L’appareillage est prévu le lendemain 12 juillet les prévisions météorologiques s’avérant bonnes, ce que confirme le routeur auprès duquel Francis nous a inscrits. Comme le port est plein de voiliers d’aventure « Auhema »  est coincé contre le quai avec deux voiliers à couple. Il faut négocier en « globish »; finalement ils partiront aussi demain matin, on espère qu’il n’y aura pas de pannes de réveils…
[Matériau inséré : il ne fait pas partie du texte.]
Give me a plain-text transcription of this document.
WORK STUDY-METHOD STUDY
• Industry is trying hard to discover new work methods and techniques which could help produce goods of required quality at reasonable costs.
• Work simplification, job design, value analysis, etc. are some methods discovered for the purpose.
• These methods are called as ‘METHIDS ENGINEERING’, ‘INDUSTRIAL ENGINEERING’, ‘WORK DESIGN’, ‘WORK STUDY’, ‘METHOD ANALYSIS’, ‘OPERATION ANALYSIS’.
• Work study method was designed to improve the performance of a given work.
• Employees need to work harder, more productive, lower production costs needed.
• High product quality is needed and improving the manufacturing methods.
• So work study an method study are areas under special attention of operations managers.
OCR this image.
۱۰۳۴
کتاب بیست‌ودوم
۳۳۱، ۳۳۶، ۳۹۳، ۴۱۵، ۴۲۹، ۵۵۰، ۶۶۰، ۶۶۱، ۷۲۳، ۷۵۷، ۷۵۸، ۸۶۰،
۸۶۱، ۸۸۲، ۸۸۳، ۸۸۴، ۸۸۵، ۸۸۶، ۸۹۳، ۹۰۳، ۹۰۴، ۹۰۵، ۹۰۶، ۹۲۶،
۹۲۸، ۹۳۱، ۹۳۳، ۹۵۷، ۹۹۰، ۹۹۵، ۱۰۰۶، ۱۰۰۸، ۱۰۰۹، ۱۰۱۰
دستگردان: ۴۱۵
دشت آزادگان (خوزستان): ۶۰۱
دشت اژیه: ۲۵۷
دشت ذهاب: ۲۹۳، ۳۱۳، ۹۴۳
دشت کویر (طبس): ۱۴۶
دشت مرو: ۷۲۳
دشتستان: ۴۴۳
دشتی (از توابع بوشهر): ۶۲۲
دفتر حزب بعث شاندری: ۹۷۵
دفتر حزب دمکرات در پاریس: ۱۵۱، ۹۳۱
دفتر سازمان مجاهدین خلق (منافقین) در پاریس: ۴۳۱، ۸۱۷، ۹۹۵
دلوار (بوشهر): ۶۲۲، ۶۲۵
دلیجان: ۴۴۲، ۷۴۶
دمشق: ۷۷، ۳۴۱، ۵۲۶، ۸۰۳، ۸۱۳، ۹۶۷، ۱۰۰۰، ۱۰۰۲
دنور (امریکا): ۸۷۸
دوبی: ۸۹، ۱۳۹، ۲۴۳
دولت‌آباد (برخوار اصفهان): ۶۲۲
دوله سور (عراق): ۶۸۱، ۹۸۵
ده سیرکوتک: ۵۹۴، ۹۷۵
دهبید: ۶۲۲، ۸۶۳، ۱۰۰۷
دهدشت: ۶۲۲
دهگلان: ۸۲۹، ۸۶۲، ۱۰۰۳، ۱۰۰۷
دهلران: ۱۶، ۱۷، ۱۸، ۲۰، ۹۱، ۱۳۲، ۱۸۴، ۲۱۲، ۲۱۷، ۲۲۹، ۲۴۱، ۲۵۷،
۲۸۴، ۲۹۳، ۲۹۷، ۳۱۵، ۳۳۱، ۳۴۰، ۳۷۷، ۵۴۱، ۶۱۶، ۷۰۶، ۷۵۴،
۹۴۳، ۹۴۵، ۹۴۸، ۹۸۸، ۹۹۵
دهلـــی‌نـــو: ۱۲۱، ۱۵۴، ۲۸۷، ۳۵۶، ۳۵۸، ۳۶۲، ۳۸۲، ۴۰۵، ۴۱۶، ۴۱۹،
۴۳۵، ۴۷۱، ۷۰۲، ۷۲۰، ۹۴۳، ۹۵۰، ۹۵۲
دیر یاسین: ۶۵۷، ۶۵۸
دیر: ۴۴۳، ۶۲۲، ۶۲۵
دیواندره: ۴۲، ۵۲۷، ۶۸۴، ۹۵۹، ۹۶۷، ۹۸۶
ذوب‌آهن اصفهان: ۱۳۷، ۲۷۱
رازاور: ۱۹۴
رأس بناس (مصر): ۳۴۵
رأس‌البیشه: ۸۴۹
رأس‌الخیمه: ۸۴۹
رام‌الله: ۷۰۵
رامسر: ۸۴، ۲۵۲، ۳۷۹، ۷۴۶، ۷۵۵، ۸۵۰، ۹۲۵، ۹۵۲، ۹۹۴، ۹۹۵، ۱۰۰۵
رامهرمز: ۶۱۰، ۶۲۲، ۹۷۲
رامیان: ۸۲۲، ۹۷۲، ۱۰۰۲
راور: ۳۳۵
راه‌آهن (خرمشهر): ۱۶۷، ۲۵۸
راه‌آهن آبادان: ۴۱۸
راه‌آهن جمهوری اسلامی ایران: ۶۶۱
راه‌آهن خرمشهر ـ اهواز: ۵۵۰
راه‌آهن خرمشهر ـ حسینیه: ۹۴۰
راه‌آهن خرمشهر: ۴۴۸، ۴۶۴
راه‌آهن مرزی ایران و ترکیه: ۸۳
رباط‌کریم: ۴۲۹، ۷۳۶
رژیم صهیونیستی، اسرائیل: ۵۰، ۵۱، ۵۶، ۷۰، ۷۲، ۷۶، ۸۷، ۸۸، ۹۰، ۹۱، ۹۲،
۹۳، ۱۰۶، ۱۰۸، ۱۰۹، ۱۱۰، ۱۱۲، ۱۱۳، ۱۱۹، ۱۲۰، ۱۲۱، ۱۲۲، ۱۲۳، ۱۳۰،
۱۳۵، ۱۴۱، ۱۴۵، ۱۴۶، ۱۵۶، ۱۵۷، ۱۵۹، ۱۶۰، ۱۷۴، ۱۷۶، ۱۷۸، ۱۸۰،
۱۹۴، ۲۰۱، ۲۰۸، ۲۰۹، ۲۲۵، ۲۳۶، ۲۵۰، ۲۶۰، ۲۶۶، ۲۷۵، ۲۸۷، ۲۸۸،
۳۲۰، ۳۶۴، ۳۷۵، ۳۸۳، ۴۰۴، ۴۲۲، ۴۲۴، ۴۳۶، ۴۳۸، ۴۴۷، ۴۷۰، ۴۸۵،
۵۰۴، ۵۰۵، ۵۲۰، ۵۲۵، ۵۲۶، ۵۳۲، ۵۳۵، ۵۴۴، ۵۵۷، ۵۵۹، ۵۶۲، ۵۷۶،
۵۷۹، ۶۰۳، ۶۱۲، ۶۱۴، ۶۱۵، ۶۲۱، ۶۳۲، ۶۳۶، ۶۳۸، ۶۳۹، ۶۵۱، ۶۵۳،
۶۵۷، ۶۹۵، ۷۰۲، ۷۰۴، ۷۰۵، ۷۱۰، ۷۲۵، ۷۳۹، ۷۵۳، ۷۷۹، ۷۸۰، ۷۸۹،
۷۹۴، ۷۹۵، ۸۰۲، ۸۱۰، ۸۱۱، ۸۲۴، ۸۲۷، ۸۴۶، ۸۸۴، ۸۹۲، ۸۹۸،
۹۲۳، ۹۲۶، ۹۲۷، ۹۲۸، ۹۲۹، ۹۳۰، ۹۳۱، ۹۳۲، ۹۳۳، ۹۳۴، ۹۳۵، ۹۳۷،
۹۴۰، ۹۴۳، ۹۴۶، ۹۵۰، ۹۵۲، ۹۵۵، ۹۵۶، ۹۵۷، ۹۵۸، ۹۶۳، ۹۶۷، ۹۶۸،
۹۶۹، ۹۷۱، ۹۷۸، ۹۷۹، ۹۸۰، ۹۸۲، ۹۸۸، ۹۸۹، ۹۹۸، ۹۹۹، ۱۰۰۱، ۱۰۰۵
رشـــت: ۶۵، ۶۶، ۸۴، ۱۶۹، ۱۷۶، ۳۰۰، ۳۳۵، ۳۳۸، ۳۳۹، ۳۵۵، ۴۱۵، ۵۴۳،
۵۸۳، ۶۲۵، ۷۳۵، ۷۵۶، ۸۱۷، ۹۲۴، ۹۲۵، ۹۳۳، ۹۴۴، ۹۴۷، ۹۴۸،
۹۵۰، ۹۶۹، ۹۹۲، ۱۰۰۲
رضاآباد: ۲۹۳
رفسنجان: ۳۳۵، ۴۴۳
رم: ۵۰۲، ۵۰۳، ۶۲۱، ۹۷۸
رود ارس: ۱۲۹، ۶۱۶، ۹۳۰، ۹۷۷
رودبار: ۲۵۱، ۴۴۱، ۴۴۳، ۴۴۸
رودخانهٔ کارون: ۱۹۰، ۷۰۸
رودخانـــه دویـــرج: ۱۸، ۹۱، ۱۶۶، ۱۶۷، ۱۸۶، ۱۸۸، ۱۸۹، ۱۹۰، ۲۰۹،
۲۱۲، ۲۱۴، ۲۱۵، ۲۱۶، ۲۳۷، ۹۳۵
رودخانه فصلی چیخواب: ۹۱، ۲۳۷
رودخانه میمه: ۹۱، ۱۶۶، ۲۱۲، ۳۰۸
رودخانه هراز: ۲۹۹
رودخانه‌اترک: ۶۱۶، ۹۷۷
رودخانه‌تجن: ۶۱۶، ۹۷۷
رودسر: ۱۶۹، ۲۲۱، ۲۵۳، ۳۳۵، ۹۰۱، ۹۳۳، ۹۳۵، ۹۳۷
Voilà, la jetée est doublée. Entre deux manœuvres l’œil s’étend, nostalgique déjà, sur les façades d’Horta qui rapetissent. Celles des fières églises au style si particulier dominent, blanches encadrées du noir de leurs arêtes en puissantes pierres volcaniques. Nous voici dans le détroit entre Faial et Pico, cap sur les iles Madalena, les voiles sont envoyées. Il fait beau comme on peut le dire dans ce décor fort ; c’est-à-dire encore suffisant pour essouffler de poitrinaires citadins pour lesquels ce serait quand même trop vaste, trop haut, trop salé, trop venté. Les îles vertes et sombres se découpent sur un ciel bleu. Dans le sillage en pleine lumière du matin, Faial que l’on quitte à regret en se demandant quand on la reverra. Sur bâbord, Pico énorme sein de la terre jaillissant tout droit de la mer orgueilleux et  dur jusqu’à 2351 mètres dans le ciel. Il est aujourd’hui entouré d’un cache-nez de nuages à mi-hauteur. Le sommet parait par intermittence, si haut. Nous longerons cette fois l’île par le sud, ce que je n’avais pas encore fait, apercevant le petit mais principal port de Lajes.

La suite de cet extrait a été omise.